China has also reduced interest rates from 2.3% to 2%.

Developed countries have a lower threshold for inflation than India does. The general trend is to bring down the repo rate now that inflation has been tamed. In India, food inflation, which was around 9.5% in December 2023, has shown a decelerating trend, reaching 5.6% in August. This is cause for cheer for Das, who staved off pressure from Finance Minister Nirmala Sitharaman and Commerce Minister Piyush Goyal, who said the correlation between food inflation and interest rate was “absolutely flawed”.

In that, Das was like Reserve Bank governor Raghuram Rajan, whom Arun Jaitley, as finance minister, tried to pressurise into reducing the repo rate. Das defended his autonomy in decision-making involving monetary policy. But in view of the prevailing economic situation, Das’s ostrich-like approach to the repo rate comes off as flawed.

The conventional opinion used to be that while fiscal policy related to government spending and taxation would spur growth, monetary policy taken by the central bank on money supply should focus on taming inflation and ensuring adequate credit circulation at affordable rates. In recent years, however, fiscal policy and monetary policy are increasingly looked upon as two wheels of a nation’s chariot that must move together to achieve growth with monetary stability.

A major reason for the deceleration in India’s growth from 9% in 2006 to around 6.6% is the reduction in private sector investment, from 29% in 2006 and has decreased to 23% over the last decade. To spur private investment, particularly in the manufacturing sector, the cost of credit is an important contributor. Former Reserve Bank governor C Rangarajan has said that monetary policy has effective brakes, but its capacity to accelerate growth is rather limited.
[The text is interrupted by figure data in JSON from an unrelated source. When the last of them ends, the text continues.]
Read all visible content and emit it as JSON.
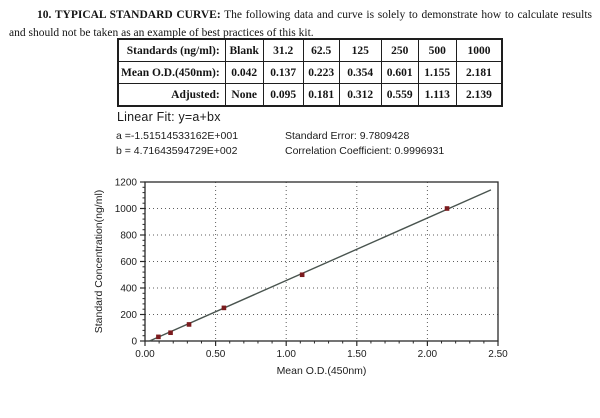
{
  "intro": {
    "heading_bold": "10. TYPICAL STANDARD CURVE:",
    "heading_rest": " The following data and curve is solely to demonstrate how to calculate results and should not be taken as an example of best practices of this kit."
  },
  "table": {
    "rows": [
      {
        "label": "Standards (ng/ml):",
        "values": [
          "Blank",
          "31.2",
          "62.5",
          "125",
          "250",
          "500",
          "1000"
        ]
      },
      {
        "label": "Mean O.D.(450nm):",
        "values": [
          "0.042",
          "0.137",
          "0.223",
          "0.354",
          "0.601",
          "1.155",
          "2.181"
        ]
      },
      {
        "label": "Adjusted:",
        "values": [
          "None",
          "0.095",
          "0.181",
          "0.312",
          "0.559",
          "1.113",
          "2.139"
        ]
      }
    ]
  },
  "fit": {
    "title": "Linear Fit: y=a+bx",
    "a_label": "a =-1.51514533162E+001",
    "b_label": "b = 4.71643594729E+002",
    "std_error": "Standard Error: 9.7809428",
    "correlation": "Correlation Coefficient: 0.9996931"
  },
  "chart_data": {
    "type": "scatter",
    "title": "",
    "xlabel": "Mean O.D.(450nm)",
    "ylabel": "Standard Concentration(ng/ml)",
    "xlim": [
      0,
      2.5
    ],
    "ylim": [
      0,
      1200
    ],
    "x_major_step": 0.5,
    "x_minor_step": 0.1,
    "y_major_step": 200,
    "y_minor_step": 40,
    "x_tick_labels": [
      "0.00",
      "0.50",
      "1.00",
      "1.50",
      "2.00",
      "2.50"
    ],
    "y_tick_labels": [
      "0",
      "200",
      "400",
      "600",
      "800",
      "1000",
      "1200"
    ],
    "grid": "dotted",
    "points": [
      {
        "x": 0.095,
        "y": 31.2
      },
      {
        "x": 0.181,
        "y": 62.5
      },
      {
        "x": 0.312,
        "y": 125
      },
      {
        "x": 0.559,
        "y": 250
      },
      {
        "x": 1.113,
        "y": 500
      },
      {
        "x": 2.139,
        "y": 1000
      }
    ],
    "fit_line": {
      "a": -15.1514533162,
      "b": 471.643594729,
      "x_end": 2.45
    },
    "colors": {
      "marker": "#7b1b1e",
      "line": "#49544f",
      "grid": "#5e5e5e",
      "frame": "#2a2a2a",
      "text": "#1c1c1c"
    }
  }
}
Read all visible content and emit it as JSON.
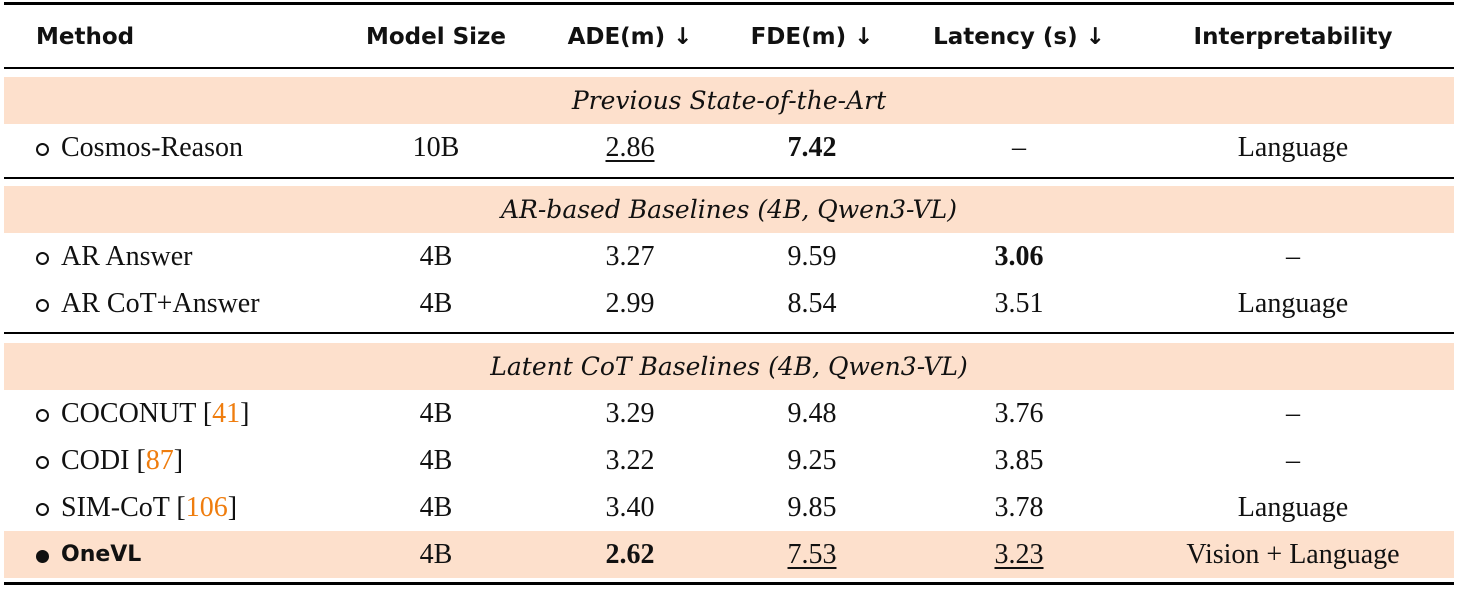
{
  "header": [
    "Method",
    "Model Size",
    "ADE(m) ↓",
    "FDE(m) ↓",
    "Latency (s) ↓",
    "Interpretability"
  ],
  "sections": [
    {
      "title": "Previous State-of-the-Art",
      "rows": [
        {
          "method": [
            "Cosmos-Reason"
          ],
          "cells": [
            "10B",
            "2.86",
            "7.42",
            "–",
            "Language"
          ]
        }
      ]
    },
    {
      "title": "AR-based Baselines (4B, Qwen3-VL)",
      "rows": [
        {
          "method": [
            "AR Answer"
          ],
          "cells": [
            "4B",
            "3.27",
            "9.59",
            "3.06",
            "–"
          ]
        },
        {
          "method": [
            "AR CoT+Answer"
          ],
          "cells": [
            "4B",
            "2.99",
            "8.54",
            "3.51",
            "Language"
          ]
        }
      ]
    },
    {
      "title": "Latent CoT Baselines (4B, Qwen3-VL)",
      "rows": [
        {
          "method": [
            "COCONUT [",
            "41",
            "]"
          ],
          "cells": [
            "4B",
            "3.29",
            "9.48",
            "3.76",
            "–"
          ]
        },
        {
          "method": [
            "CODI [",
            "87",
            "]"
          ],
          "cells": [
            "4B",
            "3.22",
            "9.25",
            "3.85",
            "–"
          ]
        },
        {
          "method": [
            "SIM-CoT [",
            "106",
            "]"
          ],
          "cells": [
            "4B",
            "3.40",
            "9.85",
            "3.78",
            "Language"
          ]
        },
        {
          "method": [
            "OneVL"
          ],
          "cells": [
            "4B",
            "2.62",
            "7.53",
            "3.23",
            "Vision + Language"
          ]
        }
      ]
    }
  ]
}
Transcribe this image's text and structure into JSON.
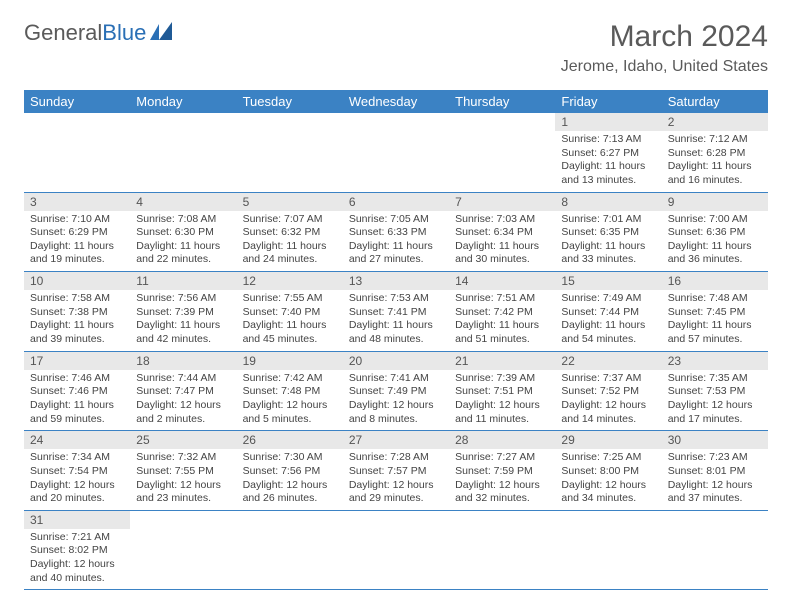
{
  "logo": {
    "text1": "General",
    "text2": "Blue"
  },
  "title": "March 2024",
  "location": "Jerome, Idaho, United States",
  "colors": {
    "header_bg": "#3b82c4",
    "header_text": "#ffffff",
    "daynum_bg": "#e8e8e8",
    "border": "#3b82c4",
    "text": "#444444",
    "title_color": "#5a5a5a"
  },
  "weekdays": [
    "Sunday",
    "Monday",
    "Tuesday",
    "Wednesday",
    "Thursday",
    "Friday",
    "Saturday"
  ],
  "weeks": [
    [
      null,
      null,
      null,
      null,
      null,
      {
        "n": "1",
        "sr": "7:13 AM",
        "ss": "6:27 PM",
        "dl": "11 hours and 13 minutes."
      },
      {
        "n": "2",
        "sr": "7:12 AM",
        "ss": "6:28 PM",
        "dl": "11 hours and 16 minutes."
      }
    ],
    [
      {
        "n": "3",
        "sr": "7:10 AM",
        "ss": "6:29 PM",
        "dl": "11 hours and 19 minutes."
      },
      {
        "n": "4",
        "sr": "7:08 AM",
        "ss": "6:30 PM",
        "dl": "11 hours and 22 minutes."
      },
      {
        "n": "5",
        "sr": "7:07 AM",
        "ss": "6:32 PM",
        "dl": "11 hours and 24 minutes."
      },
      {
        "n": "6",
        "sr": "7:05 AM",
        "ss": "6:33 PM",
        "dl": "11 hours and 27 minutes."
      },
      {
        "n": "7",
        "sr": "7:03 AM",
        "ss": "6:34 PM",
        "dl": "11 hours and 30 minutes."
      },
      {
        "n": "8",
        "sr": "7:01 AM",
        "ss": "6:35 PM",
        "dl": "11 hours and 33 minutes."
      },
      {
        "n": "9",
        "sr": "7:00 AM",
        "ss": "6:36 PM",
        "dl": "11 hours and 36 minutes."
      }
    ],
    [
      {
        "n": "10",
        "sr": "7:58 AM",
        "ss": "7:38 PM",
        "dl": "11 hours and 39 minutes."
      },
      {
        "n": "11",
        "sr": "7:56 AM",
        "ss": "7:39 PM",
        "dl": "11 hours and 42 minutes."
      },
      {
        "n": "12",
        "sr": "7:55 AM",
        "ss": "7:40 PM",
        "dl": "11 hours and 45 minutes."
      },
      {
        "n": "13",
        "sr": "7:53 AM",
        "ss": "7:41 PM",
        "dl": "11 hours and 48 minutes."
      },
      {
        "n": "14",
        "sr": "7:51 AM",
        "ss": "7:42 PM",
        "dl": "11 hours and 51 minutes."
      },
      {
        "n": "15",
        "sr": "7:49 AM",
        "ss": "7:44 PM",
        "dl": "11 hours and 54 minutes."
      },
      {
        "n": "16",
        "sr": "7:48 AM",
        "ss": "7:45 PM",
        "dl": "11 hours and 57 minutes."
      }
    ],
    [
      {
        "n": "17",
        "sr": "7:46 AM",
        "ss": "7:46 PM",
        "dl": "11 hours and 59 minutes."
      },
      {
        "n": "18",
        "sr": "7:44 AM",
        "ss": "7:47 PM",
        "dl": "12 hours and 2 minutes."
      },
      {
        "n": "19",
        "sr": "7:42 AM",
        "ss": "7:48 PM",
        "dl": "12 hours and 5 minutes."
      },
      {
        "n": "20",
        "sr": "7:41 AM",
        "ss": "7:49 PM",
        "dl": "12 hours and 8 minutes."
      },
      {
        "n": "21",
        "sr": "7:39 AM",
        "ss": "7:51 PM",
        "dl": "12 hours and 11 minutes."
      },
      {
        "n": "22",
        "sr": "7:37 AM",
        "ss": "7:52 PM",
        "dl": "12 hours and 14 minutes."
      },
      {
        "n": "23",
        "sr": "7:35 AM",
        "ss": "7:53 PM",
        "dl": "12 hours and 17 minutes."
      }
    ],
    [
      {
        "n": "24",
        "sr": "7:34 AM",
        "ss": "7:54 PM",
        "dl": "12 hours and 20 minutes."
      },
      {
        "n": "25",
        "sr": "7:32 AM",
        "ss": "7:55 PM",
        "dl": "12 hours and 23 minutes."
      },
      {
        "n": "26",
        "sr": "7:30 AM",
        "ss": "7:56 PM",
        "dl": "12 hours and 26 minutes."
      },
      {
        "n": "27",
        "sr": "7:28 AM",
        "ss": "7:57 PM",
        "dl": "12 hours and 29 minutes."
      },
      {
        "n": "28",
        "sr": "7:27 AM",
        "ss": "7:59 PM",
        "dl": "12 hours and 32 minutes."
      },
      {
        "n": "29",
        "sr": "7:25 AM",
        "ss": "8:00 PM",
        "dl": "12 hours and 34 minutes."
      },
      {
        "n": "30",
        "sr": "7:23 AM",
        "ss": "8:01 PM",
        "dl": "12 hours and 37 minutes."
      }
    ],
    [
      {
        "n": "31",
        "sr": "7:21 AM",
        "ss": "8:02 PM",
        "dl": "12 hours and 40 minutes."
      },
      null,
      null,
      null,
      null,
      null,
      null
    ]
  ],
  "labels": {
    "sunrise": "Sunrise:",
    "sunset": "Sunset:",
    "daylight": "Daylight:"
  }
}
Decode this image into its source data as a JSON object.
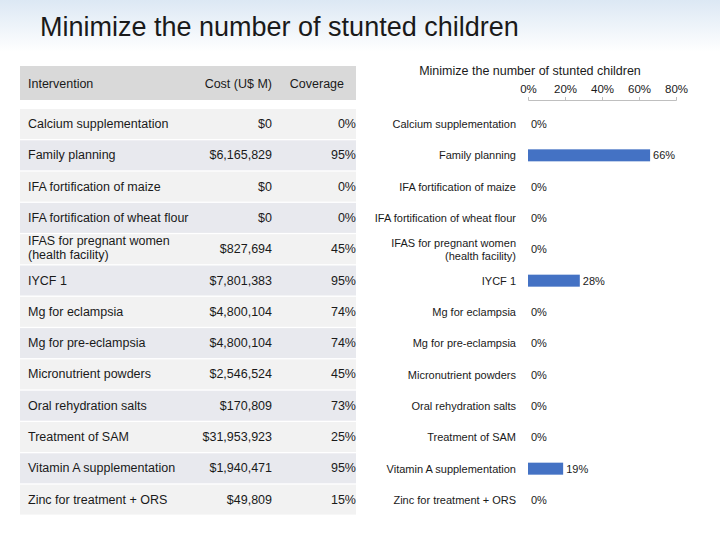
{
  "title": "Minimize the number of stunted children",
  "table": {
    "columns": [
      "Intervention",
      "Cost (U$ M)",
      "Coverage"
    ],
    "rows": [
      [
        "Calcium supplementation",
        "$0",
        "0%"
      ],
      [
        "Family planning",
        "$6,165,829",
        "95%"
      ],
      [
        "IFA fortification of maize",
        "$0",
        "0%"
      ],
      [
        "IFA fortification of wheat flour",
        "$0",
        "0%"
      ],
      [
        "IFAS for pregnant women (health facility)",
        "$827,694",
        "45%"
      ],
      [
        "IYCF 1",
        "$7,801,383",
        "95%"
      ],
      [
        "Mg for eclampsia",
        "$4,800,104",
        "74%"
      ],
      [
        "Mg for pre-eclampsia",
        "$4,800,104",
        "74%"
      ],
      [
        "Micronutrient powders",
        "$2,546,524",
        "45%"
      ],
      [
        "Oral rehydration salts",
        "$170,809",
        "73%"
      ],
      [
        "Treatment of SAM",
        "$31,953,923",
        "25%"
      ],
      [
        "Vitamin A supplementation",
        "$1,940,471",
        "95%"
      ],
      [
        "Zinc for treatment + ORS",
        "$49,809",
        "15%"
      ]
    ]
  },
  "chart_data": {
    "type": "bar",
    "orientation": "horizontal",
    "title": "Minimize the number of stunted children",
    "categories": [
      "Calcium supplementation",
      "Family planning",
      "IFA fortification of maize",
      "IFA fortification of wheat flour",
      "IFAS for pregnant women (health facility)",
      "IYCF 1",
      "Mg for eclampsia",
      "Mg for pre-eclampsia",
      "Micronutrient powders",
      "Oral rehydration salts",
      "Treatment of SAM",
      "Vitamin A supplementation",
      "Zinc for treatment + ORS"
    ],
    "values": [
      0,
      66,
      0,
      0,
      0,
      28,
      0,
      0,
      0,
      0,
      0,
      19,
      0
    ],
    "value_labels": [
      "0%",
      "66%",
      "0%",
      "0%",
      "0%",
      "28%",
      "0%",
      "0%",
      "0%",
      "0%",
      "0%",
      "19%",
      "0%"
    ],
    "data_labels": true,
    "color": "#4472c4",
    "xlim": [
      0,
      80
    ],
    "xticks": [
      {
        "value": 0,
        "label": "0%"
      },
      {
        "value": 20,
        "label": "20%"
      },
      {
        "value": 40,
        "label": "40%"
      },
      {
        "value": 60,
        "label": "60%"
      },
      {
        "value": 80,
        "label": "80%"
      }
    ],
    "grid": false
  }
}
To Das’s credit, under his supervision, banks ensured adequate credit flow to medium, small and micro enterprises when Sitharaman introduced fiscal stimuli, especially collateral-free loans for the sector during the pandemic years. With a quiet and firm demeanor, Das never carried out the public bidding of the finance minister, as it was feared he would do. Yet, India’s growth imperative also deserved his equal attention. History will judge Das as an RBI governor who quietly rose in stature and befuddled the sceptics as he kept a tight leash on inflation.

SN Misra is presently Emeritus Professor at Kalinga Institute of Industrial Technology, University, Bhubaneswar.